A Few Thoughts About Ulcer Etiology
Aside from a previous foot ulcer, the most significant predictor of ulcer occurrence is altered sensation in the foot. Other key etiologic factors include the duration of diabetes, poor control of blood sugars, microvascular problems and structural abnormalities.
Microangiopathy tends to occur at a younger age in diabetic patients than in the general population and can lead to neuropathy, nephropathy and retinopathy. Although atherosclerosis is typically diffuse, atherosclerotic disease involving the tibioperoneal vessels (rather than the aortoiliac segment) characterizes the diabetic population. A thickened basement membrane in arterioles and capillaries impairs white cell migration.
Microangiopathy leads to neuropathy. Autonomic neuropathy impairs capillary vasodilation in response to injury. Actual occlusion of arterioles is not the problem, a fact attested to by the success of bypass surgery.
Neuropathy in the diabetic patient results from abnormalities in the polyol pathway, deficiencies in nerve regeneration and defects of sodium and calcium channels.5 Neuropathy allows repeat episodes of minor trauma to go unnoticed. This results in deformity such as clawing of the toes and collapse of the distal metatarsals and arch, which causes Charcot foot (rocker-bottom deformity).
Diabetic patients with a history of foot ulcers have a significantly greater incidence of extension deformity of the first, second and third metatarsophalangeal joints and of arthropathy of the second, third and fourth metatarsophalangeal joints. Interestingly, there is no significant difference in the soft tissue thickness beneath the metatarsal heads or in bone density.6
Many structural abnormalities predispose to diabetic first toe ulcers.7 These include gastrocnemius/soleus equinus, structural hallux limitus, hallux interphalangeal abductus, first ray elevatus or dorsiflexion deformity, functional hallux limitus, interphalangeal joint sesamoid bone, hyperextended interphalangeal joint, prominent plantar-medial condyle of the proximal aspect of the distal phalanx, hallux malleus and metatarsus primus adductus.
A Review Of Key Clinical Findings
Diabetic ulcers usually occur on the plantar aspect of foot, especially the metatarsal head areas and the tips of the toes.
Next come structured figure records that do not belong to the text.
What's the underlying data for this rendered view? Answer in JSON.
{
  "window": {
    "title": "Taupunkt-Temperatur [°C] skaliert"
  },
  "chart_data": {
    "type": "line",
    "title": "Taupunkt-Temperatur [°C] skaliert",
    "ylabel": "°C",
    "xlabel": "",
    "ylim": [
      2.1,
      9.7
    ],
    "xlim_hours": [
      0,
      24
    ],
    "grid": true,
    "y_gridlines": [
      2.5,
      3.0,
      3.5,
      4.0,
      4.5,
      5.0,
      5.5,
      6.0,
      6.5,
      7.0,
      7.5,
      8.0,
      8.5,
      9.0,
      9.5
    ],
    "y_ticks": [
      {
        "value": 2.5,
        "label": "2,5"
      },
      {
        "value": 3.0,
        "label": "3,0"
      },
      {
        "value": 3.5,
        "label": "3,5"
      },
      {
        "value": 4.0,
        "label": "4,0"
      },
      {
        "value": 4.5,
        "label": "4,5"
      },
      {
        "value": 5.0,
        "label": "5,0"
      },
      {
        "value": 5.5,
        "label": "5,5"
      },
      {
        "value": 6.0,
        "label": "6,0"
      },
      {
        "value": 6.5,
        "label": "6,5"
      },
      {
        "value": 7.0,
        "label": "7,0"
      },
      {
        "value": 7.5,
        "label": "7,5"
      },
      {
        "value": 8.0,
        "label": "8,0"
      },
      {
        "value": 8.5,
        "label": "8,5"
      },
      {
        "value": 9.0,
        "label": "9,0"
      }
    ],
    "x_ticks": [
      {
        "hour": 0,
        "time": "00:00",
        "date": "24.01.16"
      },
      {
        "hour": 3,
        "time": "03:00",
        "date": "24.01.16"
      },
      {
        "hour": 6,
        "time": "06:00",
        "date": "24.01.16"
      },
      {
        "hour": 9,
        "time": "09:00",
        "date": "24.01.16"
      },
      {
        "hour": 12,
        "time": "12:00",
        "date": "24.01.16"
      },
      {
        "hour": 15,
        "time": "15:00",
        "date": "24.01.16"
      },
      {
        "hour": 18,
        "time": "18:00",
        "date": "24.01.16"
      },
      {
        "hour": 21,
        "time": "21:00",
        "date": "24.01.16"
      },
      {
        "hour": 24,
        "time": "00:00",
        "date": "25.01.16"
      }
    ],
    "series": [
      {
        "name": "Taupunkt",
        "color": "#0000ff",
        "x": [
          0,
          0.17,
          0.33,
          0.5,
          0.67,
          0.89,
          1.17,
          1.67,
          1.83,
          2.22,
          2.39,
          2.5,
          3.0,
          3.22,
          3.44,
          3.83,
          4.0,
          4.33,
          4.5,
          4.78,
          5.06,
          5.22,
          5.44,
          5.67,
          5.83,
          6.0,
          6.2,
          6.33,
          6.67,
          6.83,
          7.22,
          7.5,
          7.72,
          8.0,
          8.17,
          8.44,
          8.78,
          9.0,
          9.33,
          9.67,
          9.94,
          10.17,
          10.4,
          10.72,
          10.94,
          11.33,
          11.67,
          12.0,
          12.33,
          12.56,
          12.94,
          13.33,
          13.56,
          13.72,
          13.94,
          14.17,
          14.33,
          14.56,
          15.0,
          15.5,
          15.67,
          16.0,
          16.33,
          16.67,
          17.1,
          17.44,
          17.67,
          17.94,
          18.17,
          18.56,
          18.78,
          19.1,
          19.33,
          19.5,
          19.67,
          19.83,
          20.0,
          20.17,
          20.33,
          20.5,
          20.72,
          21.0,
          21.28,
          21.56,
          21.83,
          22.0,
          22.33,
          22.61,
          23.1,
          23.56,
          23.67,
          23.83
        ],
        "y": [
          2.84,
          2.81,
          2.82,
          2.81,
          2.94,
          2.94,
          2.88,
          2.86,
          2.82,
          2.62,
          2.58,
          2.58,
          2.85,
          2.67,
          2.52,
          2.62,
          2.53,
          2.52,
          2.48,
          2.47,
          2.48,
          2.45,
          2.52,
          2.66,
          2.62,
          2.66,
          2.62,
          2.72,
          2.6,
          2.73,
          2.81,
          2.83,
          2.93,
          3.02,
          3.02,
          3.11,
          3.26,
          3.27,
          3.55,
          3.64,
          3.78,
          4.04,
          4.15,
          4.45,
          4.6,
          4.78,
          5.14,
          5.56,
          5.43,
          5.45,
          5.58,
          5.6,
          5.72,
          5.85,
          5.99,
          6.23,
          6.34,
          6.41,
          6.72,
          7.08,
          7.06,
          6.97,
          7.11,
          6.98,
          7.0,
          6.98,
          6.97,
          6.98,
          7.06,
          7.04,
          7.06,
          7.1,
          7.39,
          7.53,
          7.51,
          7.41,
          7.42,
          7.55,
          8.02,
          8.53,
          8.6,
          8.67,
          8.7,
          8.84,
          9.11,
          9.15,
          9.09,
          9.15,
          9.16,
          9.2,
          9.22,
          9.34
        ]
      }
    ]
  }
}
Clinical findings suggesting associated arterial insufficiency include thickened nails, skin atrophy (shiny cool skin), intermittent claudication or pain at rest, pallor on elevation, rubor on dependency, cyanosis, absent pedal pulses and gangrene.
Findings characteristic of neuropathy are comprised of abnormalities in response to pinprick, light touch (Semmes-Weinstein monofilaments), vibration, pressure and ankle reflexes. Sensory neuropathy may cause painless ulceration. Motor neuropathy causes muscle atrophy leading to hammertoes, callus formation and ulceration. Autonomic neuropathy, given the absence of sweating, leads to dry skin (xerosis), fissures, bacterial colonization and frank infection.